Playgrounds bathed in the red light of a night vision camera suddenly appear as crime scenes for heinous acts. Toys lying as strange sculptures dressed in ice crystals at the water’s edge. Castles of sand as grandiose monuments on an abandoned beach. Have these things just been left for the night by playful children or are they the tragic remnants of disaster ?
Watching Hilden’s photo series ”Castles in the Sand” and ”Playground” is like being invited to a caleidoscopic peep-show about a world we think that we know so well, yet which we suddenly come to doubt that we can decipher the meaning from at all. A world always about to transmute, mutate and break loose just below the surface of human reason.

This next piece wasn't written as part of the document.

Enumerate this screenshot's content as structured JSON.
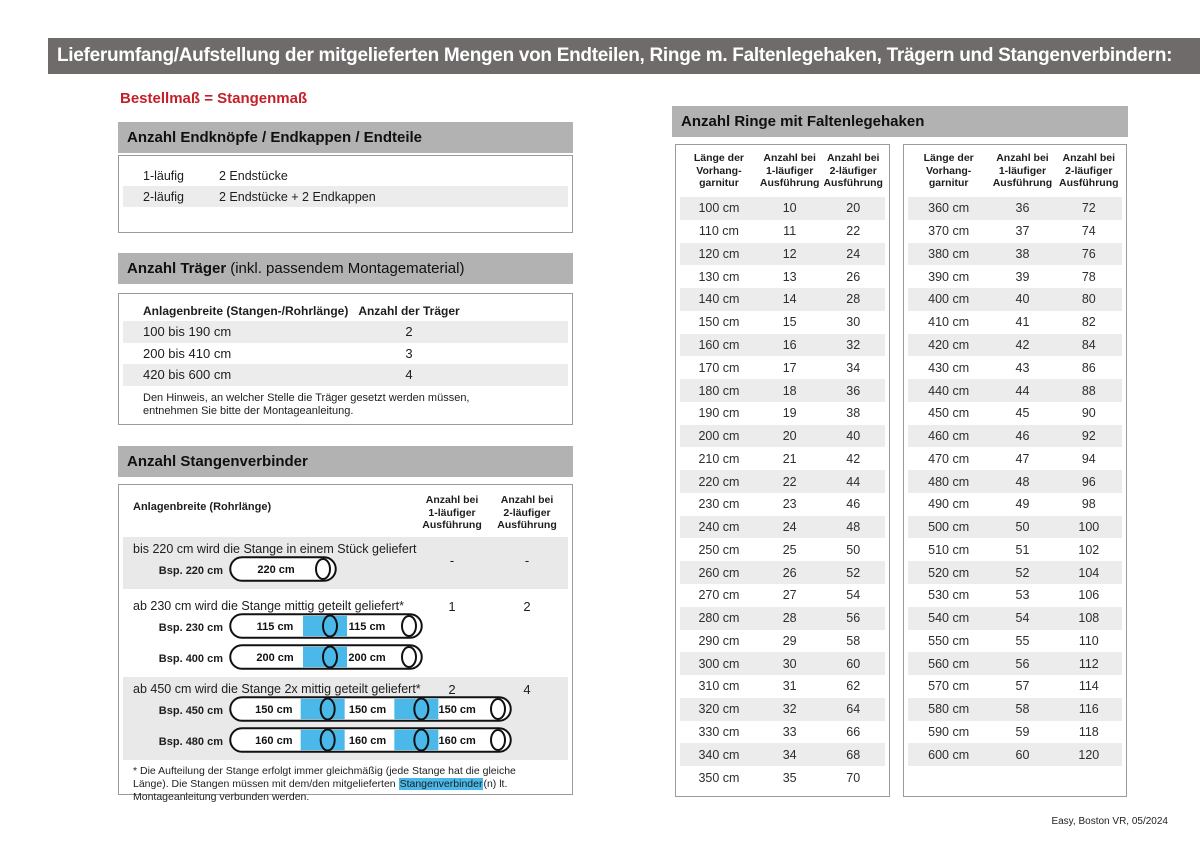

Taking stands: Thyra Hilden’s photographic and video work seems very ”un-Danish” with its distinct lack of irony. It can be seen as a statement seeking to negate the common perception that irony is a sophisticated way of relating to one’s surroundings. In Hilden’s universe, irony to a far larger degree becomes nothing but a way to retract from taking firm stands and from being the subject of public criticism. Her work functions as a denial of the assumption that Danes are so quick to draw - that “pathos” necessarily rhymes with “pathetic” and that seriousness is in natural league with self-righteousness.
Also on a formal level, Hilden’s work in its technical perfection elegantly detaches itself from the grainy everyday “dogma”-realism that characterized much of the Scandinavian video and photography in the 1990s.
There is no mediating amateurism in Hilden’s universe, no studied attempt at diminishing the distance between viewer and artist with the help of a shaky video camera or unfocused polaroid photos.